CEO and Co-founder of TACK ⛵️ & ClubPF ⚓️ | On a mission to get rid of generic go-to-market with People-first GTM

2y

Lead gen is now just brand marketing.

Coleton Hutchins, MBA, QKC, QKA

Organizational Mobilizer / Professional Development Instigator / Strategy / B2B Marketing / Content Creator

2y

The best way to leverage small sales and marketing teams is demand generation - it's no contest. It's imperative your sales reps are doing high value work rather than spending it doing menial tasks that could be "outsourced" to better website or tech experience. How long, give or take, would you say this transition should take? 1-2 years if done properly?

Christopher Rack

♟️CEO @ pharosIQ | Challenging the Status Quo, Lego Collector, Speed chess fan♟️

2y

The problem is the input. Do you think “high intent submissions” just grow on trees for the B2B space. Most companies in B2B have TAMs in the 10’s of thousands total- to think there will be hundreds of in market opps (and that you can identify and capture them) is an unrealistic expectation. Your % for leads to opps conversion over time and closed won rate is also about 5-6x lower than what it is in reality land for well executing teams.

Elyse Lazartic

#UnMarketing SVP accelerating growth in health-tech companies by relentlessly asking "Why?" | 🚀 5x PE Brand Integrations | Casual blogger, occasional speaker, AI-curious.

2y

Analyzing our conversion rates on different pieces of gated today... less than 1% on most lite reads that we produce (ebooks), ~5% on long-format reports, 10-25% on ready to talk forms... Then I wrote down in my notebook, "What are we afraid of?" .. but it IS a huge leap to make as a marketer trained to drive to the form fill. Will be a paradigm shift I'll be pushing for.

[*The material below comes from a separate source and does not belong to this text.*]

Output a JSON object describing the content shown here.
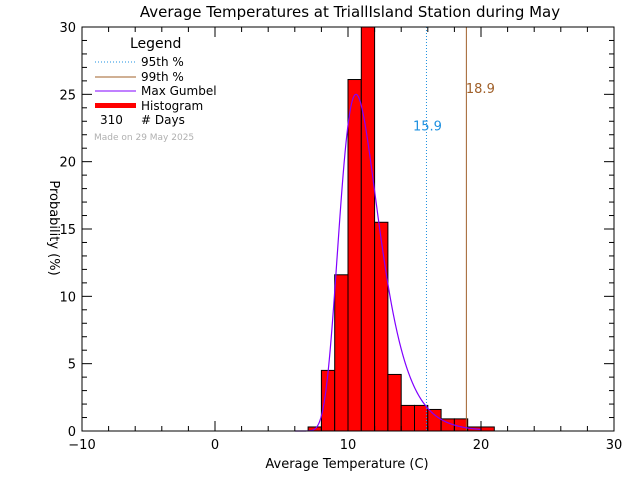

I would like to see this information broken down between category leaders and non category leaders. I would say for sure, Demand Gen among category leaders more so than lead gen makes senses. Those brands have already crossed the chasm into mainstream b2b and are a well recognized brand. But for small emerging brands, while demand gen should be a part of the strategy, there is simply ZERO time to wait for demand to appear when you have real cash flow issues to be addressed to move your business forward. No?

Seth Temko

Chief Strategist, Go-to-Market Expert, MBA

2y

Over what period of time? Leads are all about time and touches for improvement. If the graphic represents the same period of time then of course high intent is going to do better. It's your ability to curate awareness and education as the "leads" become high intent buyers that will win the day steadily over time.